Why not use a qbittorrent WireGuard one?

[–] superglue@lemmy.dbzer0.com 4 points 1 week ago (1 children)

Wasn't aware of this. I'll check it out! One annoying thing with Mullvad though is the wireguard keys count against your device limit and I already have problems with that. Using OpenVPN didn't count against the limit. The again I'm also considering switch to Surfshark since its cheaper.

[–] shaserlark@sh.itjust.works 2 points 1 week ago* (last edited 1 week ago)

Yeah the device limit is annoying. I switched to AirVPN when Mullvad stopped doing port forwarding and it’s been fine so far. But you’d run into the same issue with the device limit.

I’m not a network expert so I honestly don’t know the difference between the two protocols enough to say that they’re any benefit of one over the other, but there might be a reason that WireGuard is becoming the default? Idk honestly.

Anyway, AirVPN still suports port forwarding and supports OpenVPN so might be an alternative for you. They don’t do security audits which is imo sketchy and makes me question if they are honest about their no logs policy, but otoh they have been around for a long time and there hasn’t been any incidence, which makes me think they’re probably good enough for torrenting.
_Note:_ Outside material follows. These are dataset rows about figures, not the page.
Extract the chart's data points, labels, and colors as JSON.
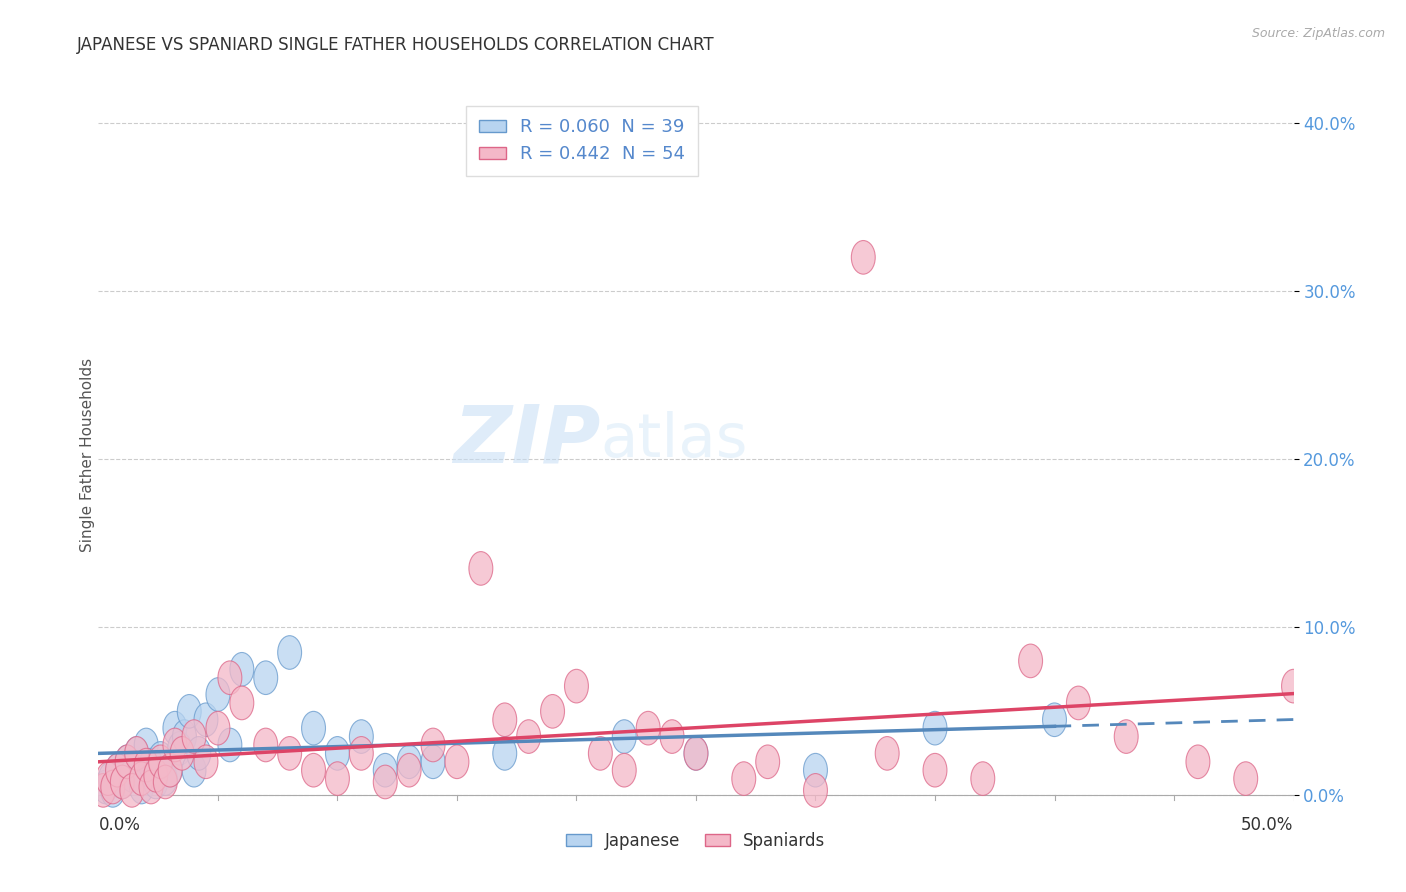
{
  "title": "JAPANESE VS SPANIARD SINGLE FATHER HOUSEHOLDS CORRELATION CHART",
  "source": "Source: ZipAtlas.com",
  "ylabel": "Single Father Households",
  "ytick_vals": [
    0.0,
    10.0,
    20.0,
    30.0,
    40.0
  ],
  "xlim": [
    0.0,
    50.0
  ],
  "ylim": [
    -1.5,
    42.0
  ],
  "legend_japanese": "R = 0.060  N = 39",
  "legend_spaniard": "R = 0.442  N = 54",
  "japanese_color": "#b8d4f0",
  "japanese_edge_color": "#6699cc",
  "japanese_line_color": "#5588bb",
  "spaniard_color": "#f4b8c8",
  "spaniard_edge_color": "#dd6688",
  "spaniard_line_color": "#dd4466",
  "watermark_zip": "ZIP",
  "watermark_atlas": "atlas",
  "japanese_x": [
    0.3,
    0.5,
    0.6,
    0.8,
    1.0,
    1.2,
    1.4,
    1.6,
    1.8,
    2.0,
    2.2,
    2.4,
    2.6,
    2.8,
    3.0,
    3.2,
    3.4,
    3.6,
    3.8,
    4.0,
    4.2,
    4.5,
    5.0,
    5.5,
    6.0,
    7.0,
    8.0,
    9.0,
    10.0,
    11.0,
    12.0,
    13.0,
    14.0,
    17.0,
    22.0,
    25.0,
    30.0,
    35.0,
    40.0
  ],
  "japanese_y": [
    0.5,
    1.0,
    0.3,
    1.5,
    0.8,
    2.0,
    1.2,
    2.5,
    0.5,
    3.0,
    1.8,
    0.8,
    2.2,
    1.0,
    1.5,
    4.0,
    2.8,
    3.5,
    5.0,
    1.5,
    2.5,
    4.5,
    6.0,
    3.0,
    7.5,
    7.0,
    8.5,
    4.0,
    2.5,
    3.5,
    1.5,
    2.0,
    2.0,
    2.5,
    3.5,
    2.5,
    1.5,
    4.0,
    4.5
  ],
  "spaniard_x": [
    0.2,
    0.4,
    0.6,
    0.8,
    1.0,
    1.2,
    1.4,
    1.6,
    1.8,
    2.0,
    2.2,
    2.4,
    2.6,
    2.8,
    3.0,
    3.2,
    3.5,
    4.0,
    4.5,
    5.0,
    5.5,
    6.0,
    7.0,
    8.0,
    9.0,
    10.0,
    11.0,
    12.0,
    13.0,
    14.0,
    15.0,
    16.0,
    17.0,
    18.0,
    19.0,
    20.0,
    21.0,
    22.0,
    23.0,
    24.0,
    25.0,
    27.0,
    28.0,
    30.0,
    32.0,
    33.0,
    35.0,
    37.0,
    39.0,
    41.0,
    43.0,
    46.0,
    48.0,
    50.0
  ],
  "spaniard_y": [
    0.3,
    1.0,
    0.5,
    1.5,
    0.8,
    2.0,
    0.3,
    2.5,
    1.0,
    1.8,
    0.5,
    1.2,
    2.0,
    0.8,
    1.5,
    3.0,
    2.5,
    3.5,
    2.0,
    4.0,
    7.0,
    5.5,
    3.0,
    2.5,
    1.5,
    1.0,
    2.5,
    0.8,
    1.5,
    3.0,
    2.0,
    13.5,
    4.5,
    3.5,
    5.0,
    6.5,
    2.5,
    1.5,
    4.0,
    3.5,
    2.5,
    1.0,
    2.0,
    0.3,
    32.0,
    2.5,
    1.5,
    1.0,
    8.0,
    5.5,
    3.5,
    2.0,
    1.0,
    6.5
  ],
  "jap_line_solid_end": 40.0,
  "spa_line_start": 0.0,
  "spa_line_end": 50.0
}
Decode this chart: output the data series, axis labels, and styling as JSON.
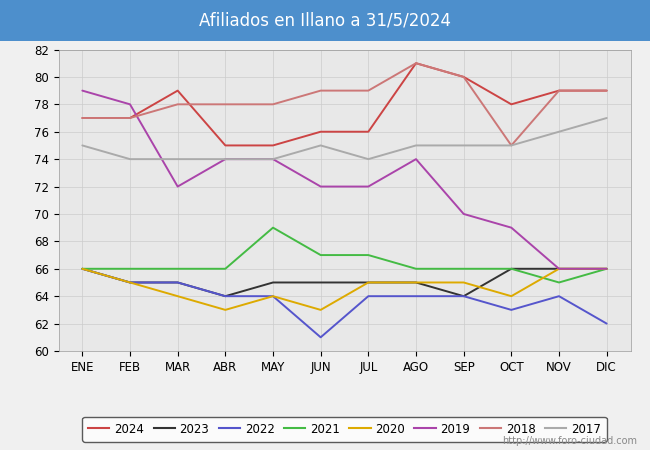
{
  "title": "Afiliados en Illano a 31/5/2024",
  "title_bg": "#4d8fcc",
  "title_color": "white",
  "ylim": [
    60,
    82
  ],
  "yticks": [
    60,
    62,
    64,
    66,
    68,
    70,
    72,
    74,
    76,
    78,
    80,
    82
  ],
  "months": [
    "ENE",
    "FEB",
    "MAR",
    "ABR",
    "MAY",
    "JUN",
    "JUL",
    "AGO",
    "SEP",
    "OCT",
    "NOV",
    "DIC"
  ],
  "series": {
    "2024": {
      "color": "#cc4444",
      "data": [
        77,
        77,
        79,
        75,
        75,
        76,
        76,
        81,
        80,
        78,
        79,
        79
      ]
    },
    "2023": {
      "color": "#333333",
      "data": [
        66,
        65,
        65,
        64,
        65,
        65,
        65,
        65,
        64,
        66,
        66,
        66
      ]
    },
    "2022": {
      "color": "#5555cc",
      "data": [
        66,
        65,
        65,
        64,
        64,
        61,
        64,
        64,
        64,
        63,
        64,
        62
      ]
    },
    "2021": {
      "color": "#44bb44",
      "data": [
        66,
        66,
        66,
        66,
        69,
        67,
        67,
        66,
        66,
        66,
        65,
        66
      ]
    },
    "2020": {
      "color": "#ddaa00",
      "data": [
        66,
        65,
        64,
        63,
        64,
        63,
        65,
        65,
        65,
        64,
        66,
        66
      ]
    },
    "2019": {
      "color": "#aa44aa",
      "data": [
        79,
        78,
        72,
        74,
        74,
        72,
        72,
        74,
        70,
        69,
        66,
        66
      ]
    },
    "2018": {
      "color": "#cc7777",
      "data": [
        77,
        77,
        78,
        78,
        78,
        79,
        79,
        81,
        80,
        75,
        79,
        79
      ]
    },
    "2017": {
      "color": "#aaaaaa",
      "data": [
        75,
        74,
        74,
        74,
        74,
        75,
        74,
        75,
        75,
        75,
        76,
        77
      ]
    }
  },
  "legend_order": [
    "2024",
    "2023",
    "2022",
    "2021",
    "2020",
    "2019",
    "2018",
    "2017"
  ],
  "watermark": "http://www.foro-ciudad.com",
  "bg_color": "#f0f0f0",
  "plot_bg_color": "#e8e8e8"
}
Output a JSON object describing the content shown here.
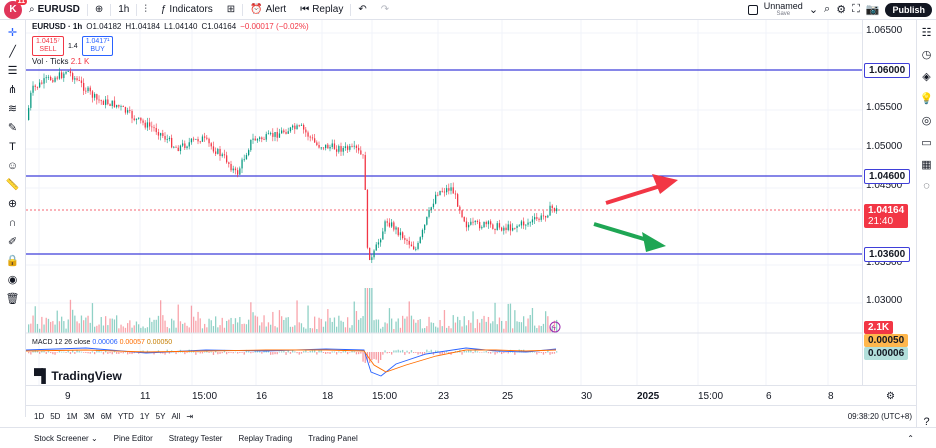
{
  "header": {
    "logo_text": "K",
    "logo_badge": "11",
    "symbol": "EURUSD",
    "interval": "1h",
    "indicators_label": "Indicators",
    "alert_label": "Alert",
    "replay_label": "Replay",
    "layout_name": "Unnamed",
    "layout_status": "Save",
    "publish_label": "Publish"
  },
  "legend": {
    "symbol": "EURUSD · 1h",
    "open": "O1.04182",
    "high": "H1.04184",
    "low": "L1.04140",
    "close": "C1.04164",
    "change": "−0.00017 (−0.02%)",
    "sell_price": "1.0415⁷",
    "sell_label": "SELL",
    "spread": "1.4",
    "buy_price": "1.0417¹",
    "buy_label": "BUY",
    "volume_label": "Vol · Ticks",
    "volume_value": "2.1 K",
    "macd_label": "MACD 12 26 close",
    "macd_v1": "0.00006",
    "macd_v2": "0.00057",
    "macd_v3": "0.00050"
  },
  "price_axis": {
    "ticks": [
      "1.06500",
      "1.05500",
      "1.05000",
      "1.04500",
      "1.03500",
      "1.03000"
    ],
    "level_1": "1.06000",
    "level_2": "1.04600",
    "level_3": "1.03600",
    "last_price": "1.04164",
    "countdown": "21:40",
    "volume_badge": "2.1K",
    "macd_badge_1": "0.00050",
    "macd_badge_2": "0.00006"
  },
  "time_axis": {
    "labels": [
      "9",
      "11",
      "15:00",
      "16",
      "18",
      "15:00",
      "23",
      "25",
      "30",
      "2025",
      "15:00",
      "6",
      "8"
    ]
  },
  "ranges": {
    "items": [
      "1D",
      "5D",
      "1M",
      "3M",
      "6M",
      "YTD",
      "1Y",
      "5Y",
      "All"
    ],
    "clock": "09:38:20 (UTC+8)"
  },
  "bottom": {
    "tabs": [
      "Stock Screener",
      "Pine Editor",
      "Strategy Tester",
      "Replay Trading",
      "Trading Panel"
    ]
  },
  "brand": {
    "name": "TradingView"
  },
  "colors": {
    "up": "#089981",
    "down": "#f23645",
    "level": "#3f3fd9",
    "arrow_up": "#f23645",
    "arrow_down": "#1fa654"
  }
}
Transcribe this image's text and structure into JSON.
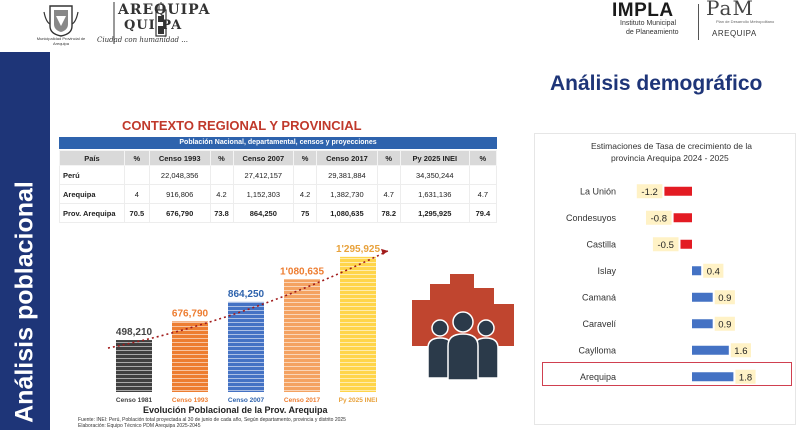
{
  "header": {
    "municipality_name": "Municipalidad Provincial de Arequipa",
    "arequipa_word_line1": "AREQUIPA",
    "arequipa_word_line2": "QUI PA",
    "arequipa_motto": "Ciudad con humanidad ...",
    "impla_word": "IMPLA",
    "impla_sub_line1": "Instituto Municipal",
    "impla_sub_line2": "de Planeamiento",
    "pam_word": "PaM",
    "pam_sub_line1": "Plan de Desarrollo Metropolitano",
    "pam_sub_line2": "AREQUIPA"
  },
  "sidebar": {
    "title": "Análisis poblacional"
  },
  "main_title": "Análisis demográfico",
  "section_heading": "CONTEXTO REGIONAL Y PROVINCIAL",
  "table": {
    "caption": "Población Nacional, departamental, censos y proyecciones",
    "headers": [
      "País",
      "%",
      "Censo 1993",
      "%",
      "Censo 2007",
      "%",
      "Censo 2017",
      "%",
      "Py 2025 INEI",
      "%"
    ],
    "rows": [
      [
        "Perú",
        "",
        "22,048,356",
        "",
        "27,412,157",
        "",
        "29,381,884",
        "",
        "34,350,244",
        ""
      ],
      [
        "Arequipa",
        "4",
        "916,806",
        "4.2",
        "1,152,303",
        "4.2",
        "1,382,730",
        "4.7",
        "1,631,136",
        "4.7"
      ],
      [
        "Prov. Arequipa",
        "70.5",
        "676,790",
        "73.8",
        "864,250",
        "75",
        "1,080,635",
        "78.2",
        "1,295,925",
        "79.4"
      ]
    ]
  },
  "growth_chart": {
    "title": "Evolución Poblacional de la Prov. Arequipa",
    "source_line1": "Fuente: INEI: Perú, Población total proyectada al 30 de junio de cada año, Según departamento, provincia y distrito 2025",
    "source_line2": "Elaboración: Equipo Técnico PDM Arequipa 2025-2045"
  },
  "rate_chart": {
    "title_line1": "Estimaciones de Tasa de crecimiento de la",
    "title_line2": "provincia Arequipa   2024  - 2025"
  },
  "colors": {
    "navy": "#1e3578",
    "table_blue": "#2e63ad",
    "heading_red": "#c0392b",
    "bar_negative": "#e31b23",
    "bar_positive": "#4472c4",
    "bar_1981": "#404040",
    "bar_1993": "#ed7d31",
    "bar_2007": "#4472c4",
    "bar_2017": "#f4a261",
    "bar_2025": "#ffd54a",
    "illustration": "#c0452f"
  },
  "chart_data": [
    {
      "type": "bar",
      "title": "Evolución Poblacional de la Prov. Arequipa",
      "categories": [
        "Censo 1981",
        "Censo 1993",
        "Censo 2007",
        "Censo 2017",
        "Py 2025 INEI"
      ],
      "values": [
        498210,
        676790,
        864250,
        1080635,
        1295925
      ],
      "value_labels": [
        "498,210",
        "676,790",
        "864,250",
        "1'080,635",
        "1'295,925"
      ],
      "ylim": [
        0,
        1400000
      ],
      "trend_line": true,
      "grid": false
    },
    {
      "type": "bar",
      "orientation": "horizontal",
      "title": "Estimaciones de Tasa de crecimiento de la provincia Arequipa   2024  - 2025",
      "categories": [
        "La Unión",
        "Condesuyos",
        "Castilla",
        "Islay",
        "Camaná",
        "Caravelí",
        "Caylloma",
        "Arequipa"
      ],
      "values": [
        -1.2,
        -0.8,
        -0.5,
        0.4,
        0.9,
        0.9,
        1.6,
        1.8
      ],
      "value_labels": [
        "-1.2",
        "-0.8",
        "-0.5",
        "0.4",
        "0.9",
        "0.9",
        "1.6",
        "1.8"
      ],
      "xlim": [
        -2,
        2
      ],
      "grid": false,
      "highlighted": "Arequipa"
    }
  ]
}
[–] Nurgus@lemmy.world 3 points 1 week ago

There's also Transmission-Wireguard by the same guy.

[–] ReversalHatchery@beehaw.org 2 points 2 weeks ago (1 children)

sometimes people keep a container for the vpn/proxy, and set up the other one to use the network of the other container

[–] superglue@lemmy.dbzer0.com 2 points 2 weeks ago

Yes I will probably switch to deluge now

[–] Akip@discuss.tchncs.de 5 points 2 weeks ago

It was good to have it as a backup. I primarily use wireguard but now its a single point of failure.